13th.—Straight long avenues and fertile country. Stopped at Louvain. In the courtyard saw English carriages, belonging to some young men who are going to Italy, Mr. Amherst, Beauclerk, and Cornewall. Near this town were fought the battles that expelled the patriots from Flanders—Neerwinden and Louvain.

Bruxelles.—Found a budget of letters, from T. P. and my father. Ld. H.[90] talks of coming to meet me; he can be absent from the Hague only by stealth. Wrong as it will be, my inclination would get the better of my reason if I had the measure to decide upon, but as I have not, it must take its chance; only I do not think he can arrive before I go. My children are perfectly well. Everything in this town is as it was nine years ago, when I, a little harmless innocent, used to meander among the groves of this delicious park. My father lived a year at this pretty place when I was a very young performer in life. I went to see the desolation made a few days ago by a dreadful accident in the suburb. Some ammunition waggons, to the amount of eight in number, suddenly blew up. The explosion was fatal to 100 persons; a gentleman, lady, child, and three servants were travelling past, and must have perished, as no vestige of them or their equipage remains.
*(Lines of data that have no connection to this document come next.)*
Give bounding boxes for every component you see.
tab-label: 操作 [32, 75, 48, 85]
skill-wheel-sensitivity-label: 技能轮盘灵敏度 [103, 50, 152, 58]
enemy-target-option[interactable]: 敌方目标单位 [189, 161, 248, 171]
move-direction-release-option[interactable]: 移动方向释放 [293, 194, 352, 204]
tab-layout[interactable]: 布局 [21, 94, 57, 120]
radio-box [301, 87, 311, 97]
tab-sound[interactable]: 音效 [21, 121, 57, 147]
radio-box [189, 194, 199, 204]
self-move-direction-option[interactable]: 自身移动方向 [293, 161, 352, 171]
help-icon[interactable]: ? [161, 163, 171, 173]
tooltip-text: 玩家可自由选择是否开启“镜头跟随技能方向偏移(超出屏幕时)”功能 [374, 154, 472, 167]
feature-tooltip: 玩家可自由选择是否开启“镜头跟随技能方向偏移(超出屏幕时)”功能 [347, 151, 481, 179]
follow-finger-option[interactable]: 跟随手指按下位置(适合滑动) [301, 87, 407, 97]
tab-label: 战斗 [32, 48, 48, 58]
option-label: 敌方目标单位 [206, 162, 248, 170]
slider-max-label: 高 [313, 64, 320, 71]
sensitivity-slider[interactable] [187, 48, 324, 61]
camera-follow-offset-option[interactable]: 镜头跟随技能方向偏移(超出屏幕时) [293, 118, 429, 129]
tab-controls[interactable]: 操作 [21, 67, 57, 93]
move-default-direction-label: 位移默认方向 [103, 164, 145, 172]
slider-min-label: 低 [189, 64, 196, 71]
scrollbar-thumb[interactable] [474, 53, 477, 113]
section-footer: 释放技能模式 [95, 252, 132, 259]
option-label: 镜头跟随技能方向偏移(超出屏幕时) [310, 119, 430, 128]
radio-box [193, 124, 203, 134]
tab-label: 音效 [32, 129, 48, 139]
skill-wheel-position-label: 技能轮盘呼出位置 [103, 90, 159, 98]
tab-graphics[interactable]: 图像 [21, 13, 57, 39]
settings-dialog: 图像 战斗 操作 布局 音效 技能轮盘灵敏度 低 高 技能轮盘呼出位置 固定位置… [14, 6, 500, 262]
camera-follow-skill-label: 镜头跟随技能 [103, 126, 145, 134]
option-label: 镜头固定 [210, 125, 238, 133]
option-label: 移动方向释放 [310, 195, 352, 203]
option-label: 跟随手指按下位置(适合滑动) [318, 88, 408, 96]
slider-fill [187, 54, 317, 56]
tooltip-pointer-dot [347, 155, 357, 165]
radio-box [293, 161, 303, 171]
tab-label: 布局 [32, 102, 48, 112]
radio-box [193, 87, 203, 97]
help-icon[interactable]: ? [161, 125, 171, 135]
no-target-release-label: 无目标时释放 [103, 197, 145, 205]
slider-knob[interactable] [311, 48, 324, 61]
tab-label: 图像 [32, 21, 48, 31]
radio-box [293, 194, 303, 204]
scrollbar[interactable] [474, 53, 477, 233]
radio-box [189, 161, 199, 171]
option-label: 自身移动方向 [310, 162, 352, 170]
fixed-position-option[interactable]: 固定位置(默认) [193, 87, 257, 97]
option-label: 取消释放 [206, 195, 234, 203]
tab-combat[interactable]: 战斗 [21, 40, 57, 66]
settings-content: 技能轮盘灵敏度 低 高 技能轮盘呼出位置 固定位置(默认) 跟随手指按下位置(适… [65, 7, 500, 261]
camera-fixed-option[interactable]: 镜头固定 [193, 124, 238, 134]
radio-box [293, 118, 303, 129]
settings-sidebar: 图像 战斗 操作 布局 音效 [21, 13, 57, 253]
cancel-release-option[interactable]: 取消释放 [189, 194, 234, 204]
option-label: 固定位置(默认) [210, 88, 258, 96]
Madame de Balbi very friendly to me; all the beau-monde of Paris assembled here. Ld. Elgin[91] is the Minister here; he is bien fat, civil like a Scotchman, but on the whole I liked him better than I expected. Poor Ld. H. has a great prejudice against him. A gossiping man, a Mr. Merrick, told me the scandal of London. He says Carlo Dolce is annoyed at the violence of Mrs. Potiphar’s passion for him: she is vehement even in public.